Community-associated Highly-Resistant Enterobacterales

Enterobacteriaceae Infections Clinical Trial

COCARE

Official title:
Community-associated Highly-Resistant Enterobacterales

Clinical Trial Details — Status: Enrolling by invitation

Administrative data
NCT number NCT03924934
Other study ID # 18-3017
Secondary ID 1R01AI143910
Status Enrolling by invitation
Phase
First received
Last updated
Start date May 1, 2019
Est. completion date December 2024

Study information
Verified date April 2024
Source University of North Carolina, Chapel Hill
Contact n/a
Is FDA regulated No
Health authority
Study type Observational

Clinical Trial Summary

This is a prospective multi-center study. Bacterial isolates from hospitalized patients with CA-HRE will be compared to those from hospitalized patients with healthcare-associated HRE (HA-HRE). In addition, community spread of CRE will be determined.

Description:

Patients who are discharged home from the hospital and meet criteria for possible CA-HRE will be recruited. These index participants will be interviewed to determine the epidemiologic network, and will be mailed a monthly BioWipe kit to screen for ongoing HRE intestinal carriage. Contacts of the index participant will also be approached and mailed a BioWipe kit to screen for the presence of HRE and/or carbapenemase gene(s) that were present in the index patient. If this initial sample is negative, the contact is not further interviewed or tested. If the initial screening is positive for the carbapenemase gene of interest, then the contact will be asked to answer the same questions as the index patient and will receive a monthly BioWipe kit. For each positive contact, a second-generation network of contacts will be constructed, who in turn will be approached for screening. An additional subset of participants, those with CDC-defined HRE isolated during hospitalization who are not discharged home will also be included. All HRE isolates that are isolated from the patient as part of routine clinical care will be sub-cultured and shipped to the central research laboratory.
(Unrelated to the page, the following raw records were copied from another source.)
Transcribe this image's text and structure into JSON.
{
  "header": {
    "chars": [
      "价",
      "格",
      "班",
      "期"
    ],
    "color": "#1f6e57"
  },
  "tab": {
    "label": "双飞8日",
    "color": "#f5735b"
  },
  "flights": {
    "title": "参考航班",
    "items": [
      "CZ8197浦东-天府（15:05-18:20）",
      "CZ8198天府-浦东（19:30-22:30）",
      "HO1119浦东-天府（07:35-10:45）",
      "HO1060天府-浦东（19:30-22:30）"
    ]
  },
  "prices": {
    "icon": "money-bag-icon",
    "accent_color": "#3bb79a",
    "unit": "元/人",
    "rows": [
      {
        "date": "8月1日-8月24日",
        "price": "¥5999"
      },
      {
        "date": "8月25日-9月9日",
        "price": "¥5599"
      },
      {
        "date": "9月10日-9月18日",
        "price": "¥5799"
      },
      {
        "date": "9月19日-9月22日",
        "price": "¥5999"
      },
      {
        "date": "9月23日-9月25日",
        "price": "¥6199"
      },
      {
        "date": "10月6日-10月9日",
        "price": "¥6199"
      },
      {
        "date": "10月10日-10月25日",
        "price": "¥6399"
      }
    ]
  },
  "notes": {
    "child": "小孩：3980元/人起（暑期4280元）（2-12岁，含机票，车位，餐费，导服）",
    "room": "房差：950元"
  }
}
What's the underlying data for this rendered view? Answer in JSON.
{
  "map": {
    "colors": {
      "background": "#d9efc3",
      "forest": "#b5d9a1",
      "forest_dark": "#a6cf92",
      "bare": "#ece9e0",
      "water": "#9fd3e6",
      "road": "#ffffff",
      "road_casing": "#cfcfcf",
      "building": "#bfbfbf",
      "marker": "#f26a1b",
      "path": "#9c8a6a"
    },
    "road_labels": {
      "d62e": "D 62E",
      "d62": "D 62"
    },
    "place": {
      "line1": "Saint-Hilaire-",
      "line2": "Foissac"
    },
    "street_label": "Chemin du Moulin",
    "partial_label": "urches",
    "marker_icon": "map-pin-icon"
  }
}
A limited data set will be collected.

Recruitment information / eligibility
Status Enrolling by invitation
Enrollment 2020
Est. completion date December 2024
Est. primary completion date December 2024
Accepts healthy volunteers No
Gender All
Age group 18 Years to 99 Years
Eligibility Inclusion Criteria: Category 1: Patients who live at home and meet the following criteria: - CDC-defined HRE isolated during a previous hospitalization or outpatient visit - Home origin - First positive HRE culture within 48 hours of admission (in case of hospitalization) Category 2: Hospitalized patients with CDC-defined HRE isolated during hospitalization who are not discharged home and who meet any of the following criteria: - Admitted from other care facility (not home origin) - Do not have first positive HRE culture within 48 hours of admission Category 3: Patients with CDC-defined HRE isolated during a previous hospitalization or outpatient visit who are eventually discharged home and who meet any of the following criteria: - Admitted from other care facility (not home origin) - Do not have first positive HRE culture within 48 hours of admission (in case of hospitalization) Category 4: Participants who meet the following criteria: • Community contact of a participant in Category 1 and/or 3. Exclusion Criteria: In all categories, participants who meet the following criteria will be excluded: • Age <18 years In category 1, the following are exclusionary: - pre-existing renal failure - pre-existing liver disease - immunocompromised - history of malignancy - pregnancy In addition, in category 1, 3 and 4, who meet the following criteria will be excluded: • Unable to provide informed consent

Study Design

Related Conditions & MeSH terms

Locations
Country Name City State
United States University of North Carolina at Chapel Hill Chapel Hill North Carolina

Sponsors (2)
Lead Sponsor Collaborator
University of North Carolina, Chapel Hill National Institute of Allergy and Infectious Diseases (NIAID)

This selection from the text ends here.